We treated according to the INTELLANCE 2 clinical trial protocol with Depatux-M (1.0–1.25 mg/kg, every 2 weeks) and temozolomide (150–200 mg/m², 5/28 scheme). Pretreatments of all (Figure 1B) included surgery, irradiation, temozolomide, procarbazine plus lomustine/CCNU or lomustine/CCNU chemotherapy alone, and nivolumab. Thus, we treated patients with rather later disease stages compared with INTELLANCE 2 (n = 1 first progression, n = 3 second progression, and n = 5 third to fourth progression) in this preapproval access and compassionate use program.

The treatment durations were 1 cycle (2 infusions) through 8 cycles (15 infusions) (Figure 1B). The first MRI, 1.5–3 months after Depatux-M initiation, showed a partial response according to RANO criteria in 1 patient, stable disease in 2 patients, and progressive disease in 4 patients (Figure 1C). Two patients had clinical deterioration and were not suitable for further MRI follow-up. The median overall survival after initiation of Depatux-M was 4 months (mean 5.1 months, range 1.7–10.9 months). One patient is alive, and another one was lost to follow-up.

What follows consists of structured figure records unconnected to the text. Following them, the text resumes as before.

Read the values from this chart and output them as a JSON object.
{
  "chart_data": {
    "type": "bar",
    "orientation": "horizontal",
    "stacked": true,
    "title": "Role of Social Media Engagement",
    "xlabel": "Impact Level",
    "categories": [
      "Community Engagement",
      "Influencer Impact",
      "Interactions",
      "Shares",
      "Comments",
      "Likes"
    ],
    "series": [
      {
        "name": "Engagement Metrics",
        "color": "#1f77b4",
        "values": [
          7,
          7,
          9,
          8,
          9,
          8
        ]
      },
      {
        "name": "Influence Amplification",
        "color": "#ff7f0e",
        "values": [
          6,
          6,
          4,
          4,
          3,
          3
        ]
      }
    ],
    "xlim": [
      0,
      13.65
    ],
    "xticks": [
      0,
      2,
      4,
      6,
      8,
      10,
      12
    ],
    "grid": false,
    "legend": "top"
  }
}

We used eye cool packs during infusions for all patients. Corneal epitheliopathy occurred after 2–3 Depatux-M infusions in 7 of 9 patients (Figure 1D). These patients used eye drops containing glucocorticoids 3 times a day and hyaluronic acid-containing liquids every hour. If ocular toxicity ≥ CTC AE grade II occurred, Depatux-M dose was reduced to 1.0 mg/kg. Patient 14 had a cornea crack after 3 infusions, and we stopped therapy. In patient 5, an acute vision decline to 0.25 occurred after 4 infusions, and we stopped the therapy for 5 weeks.

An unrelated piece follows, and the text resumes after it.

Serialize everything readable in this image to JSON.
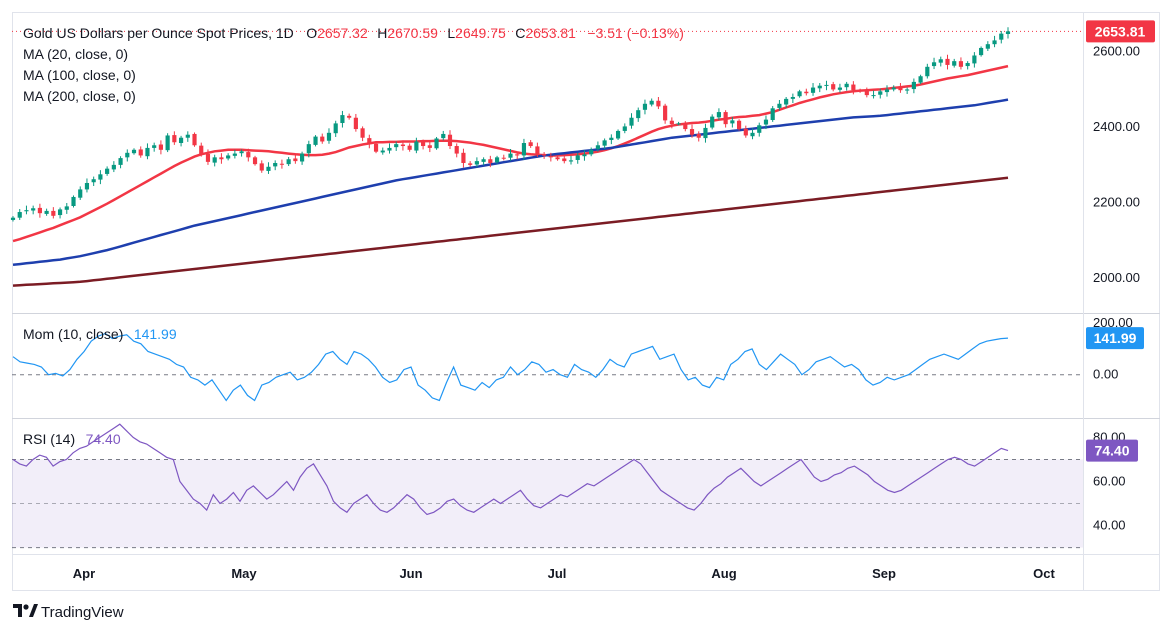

Of note, the INTELLANCE 1 phase III trial using Depatux-M in EGFR-amplified newly diagnosed glioblastoma was discontinued for futility (NCT02573324). The INTELLANCE 2 phase II trial did not detect any significant activity of Depatux M monotherapy at the first progression of glioblastoma, but the Depatux-M/TMZ combination arm became significant with a two 2-year OS analysis of 19.8% (95% confidence interval [CI]: 12.2, 28.8) and 5.2% (95% CI: 1.7, 11.7) in the control arm.² Our observations demonstrate the feasibility of Depatux-M/TMZ in multiple progressing high-grade gliomas but with rather limited activity. A precise refinement of the molecular profile for patient stratification, for example, the threshold for copy numbers or companion molecular alterations, and identification of molecular mechanisms leading to acquired resistance might be further important steps for optimizing clinical development programs of EGFR-targeting ADCs.

Funding

This study was supported by the Else Kröner Forschungskolleg Tübingen (2015_Kolleg_14), intramural funding from the Medical Faculty Tübingen (Demonstratoroprojekt Personalisierte Medizin).

Disclosures

C.R., S.B., B.B., D.Z., N.P.M., and M.R. have nothing to disclose. S.H. received funding from Novocure and Medac for participation in industry-sponsored workshops. F.E. reports a research collaboration with Merck KGaA and research and educational grants from Elekta, Philips, Siemens, and Sennewald. I.G.T. reports speaker’s fee and a travel grant from Novocure and funding from Medac for participation in industry-sponsored workshops. G.T. reports personal fees (advisory board, speaker’s fees) from Bayer, Bristol Myers Squibb, AbbVie, Novocure, and Medac, travel grants from Bristol Myers Squibb, educational and travel grants from Novocure, research grants from Roche Diagnostics, and research and travel grants from Medac.